La más reciente escalada en la disputa comercial entre Estados Unidos y China ha encendido señales de alarma en el sector logístico global. La imposición de aranceles portuarios a embarcaciones de origen y operación china, decretada por el presidente Donald Trump, generó una inmediata reacción por parte de una de las principales compañías de transporte marítimo del país asiático, que advirtió sobre el efecto desestabilizador que la medida tendrá sobre la industria naviera y las cadenas globales de abastecimiento.
Según el comunicado difundido por esta compañía, reconocida por su red de terminales y su capacidad de transporte de contenedores a nivel mundial, las tarifas impuestas “no favorecen la competencia justa ni el funcionamiento normal del comercio marítimo”. Además, subrayaron que la medida se sustenta en “falsedades” y representa una amenaza directa al equilibrio industrial y logístico global.
Con una flota que supera los 300 buques y operaciones en más de 40 terminales portuarias alrededor del mundo, esta firma china es una de las mayores en volumen de contenedores movilizados anualmente, con más de 90 millones de TEU. Su advertencia no pasó desapercibida en el sector: la empresa remarcó que los nuevos gravámenes podrían obstaculizar el desarrollo estable del transporte marítimo internacional y comprometer la seguridad de las cadenas de suministro.
“Como actor responsable en logística y envíos internacionales, mantenemos un firme compromiso con la integridad, la transparencia y el cumplimiento normativo. Continuaremos protegiendo los intereses de nuestros clientes frente a cualquier medida unilateral que distorsione el mercado”, afirmaron.
Impactos de la guerra comercial
La respuesta del gobierno chino tampoco se hizo esperar. Desde la Cancillería se condenaron las nuevas tasas impuestas por Washington, reclamando el cese inmediato de lo que calificaron como “prácticas erróneas” que perjudican a todas las partes involucradas. En conferencia de prensa, el vocero oficial advirtió que estos aranceles no solo encarecen los costos del transporte marítimo, sino que también incrementan la presión inflacionaria dentro de los Estados Unidos.

La imposición de los nuevos aranceles forma parte de un conjunto más amplio de medidas proteccionistas, activadas bajo la Sección 301 del Código de Comercio estadounidense. Aunque originalmente fueron propuestas durante la presidencia de Joe Biden, Trump retomó e intensificó su aplicación como parte de su ofensiva comercial contra China. En paralelo, el mandatario republicano decidió suspender momentáneamente los aranceles recíprocos para otros países, tras la reacción negativa de los mercados financieros, pero elevó los gravámenes a las importaciones chinas hasta un 245% en algunos casos.

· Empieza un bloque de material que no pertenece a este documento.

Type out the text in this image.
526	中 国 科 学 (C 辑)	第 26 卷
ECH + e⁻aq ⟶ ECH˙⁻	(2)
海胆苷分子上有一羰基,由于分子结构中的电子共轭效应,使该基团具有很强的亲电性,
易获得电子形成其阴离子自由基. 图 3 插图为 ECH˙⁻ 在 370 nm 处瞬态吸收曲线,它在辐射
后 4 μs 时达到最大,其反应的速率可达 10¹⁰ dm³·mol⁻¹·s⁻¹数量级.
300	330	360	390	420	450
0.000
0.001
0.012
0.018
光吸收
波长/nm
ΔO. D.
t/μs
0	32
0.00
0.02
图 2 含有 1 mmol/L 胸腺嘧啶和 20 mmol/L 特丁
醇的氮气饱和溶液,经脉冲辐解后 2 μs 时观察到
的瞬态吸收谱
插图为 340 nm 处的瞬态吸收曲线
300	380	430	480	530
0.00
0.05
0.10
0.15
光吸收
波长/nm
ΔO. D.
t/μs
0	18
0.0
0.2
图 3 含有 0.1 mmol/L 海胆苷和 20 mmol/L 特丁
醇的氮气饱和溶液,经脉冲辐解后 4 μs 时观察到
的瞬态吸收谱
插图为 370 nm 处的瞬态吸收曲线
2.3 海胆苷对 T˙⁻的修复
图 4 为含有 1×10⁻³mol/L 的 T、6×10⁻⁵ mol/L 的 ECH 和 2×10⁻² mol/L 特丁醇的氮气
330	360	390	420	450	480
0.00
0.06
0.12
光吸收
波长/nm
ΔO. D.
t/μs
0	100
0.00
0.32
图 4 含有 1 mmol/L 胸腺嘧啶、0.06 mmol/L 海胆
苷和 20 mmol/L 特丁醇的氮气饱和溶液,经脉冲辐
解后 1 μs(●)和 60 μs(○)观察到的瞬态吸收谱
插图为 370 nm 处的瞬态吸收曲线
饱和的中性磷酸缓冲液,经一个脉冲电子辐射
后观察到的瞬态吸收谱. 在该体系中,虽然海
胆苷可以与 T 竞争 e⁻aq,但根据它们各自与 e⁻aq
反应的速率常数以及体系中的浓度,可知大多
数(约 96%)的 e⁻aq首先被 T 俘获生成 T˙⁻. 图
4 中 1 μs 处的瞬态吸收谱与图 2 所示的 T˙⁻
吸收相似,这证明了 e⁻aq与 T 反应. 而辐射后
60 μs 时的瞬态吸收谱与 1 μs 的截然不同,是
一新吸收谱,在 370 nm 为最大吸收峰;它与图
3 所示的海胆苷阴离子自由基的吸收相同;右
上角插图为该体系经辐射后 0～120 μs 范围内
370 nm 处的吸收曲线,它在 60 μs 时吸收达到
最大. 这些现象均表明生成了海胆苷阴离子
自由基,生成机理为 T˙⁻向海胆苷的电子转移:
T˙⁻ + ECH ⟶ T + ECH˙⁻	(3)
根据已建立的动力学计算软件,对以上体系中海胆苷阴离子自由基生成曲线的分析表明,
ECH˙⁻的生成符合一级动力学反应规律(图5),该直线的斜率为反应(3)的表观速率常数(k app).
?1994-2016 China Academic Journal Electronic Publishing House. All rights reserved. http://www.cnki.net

Desde el gobierno de Pekín, la respuesta ha sido proporcional, aumentando los aranceles sobre productos estadounidenses hasta un 125% y dejando en claro que no cederán ante presiones. Mientras tanto, la Casa Blanca anunció que prepara nuevas tasas para sectores estratégicos, como el de semiconductores, que se aplicarían en el corto plazo.
Incertidumbre y freno a la innovación
En este contexto, la comunidad logística internacional observa con preocupación la creciente fragmentación del comercio global. Las medidas unilaterales y la intensificación de las tensiones geopolíticas dificultan la planificación operativa y aumentan la volatilidad en los flujos de carga. Los principales corredores marítimos podrían verse afectados por desvíos, demoras y aumentos en los costos, obligando a transportistas, operadores logísticos y empresas multinacionales a reconfigurar sus rutas y estrategias.
La incertidumbre también impacta en la inversión portuaria y en la digitalización de procesos logísticos, ralentizando iniciativas que buscaban mejorar la eficiencia y sostenibilidad del sector. En un mundo cada vez más interconectado, la logística se vuelve rehén de decisiones políticas que, lejos de generar estabilidad, profundizan la fragmentación del comercio internacional.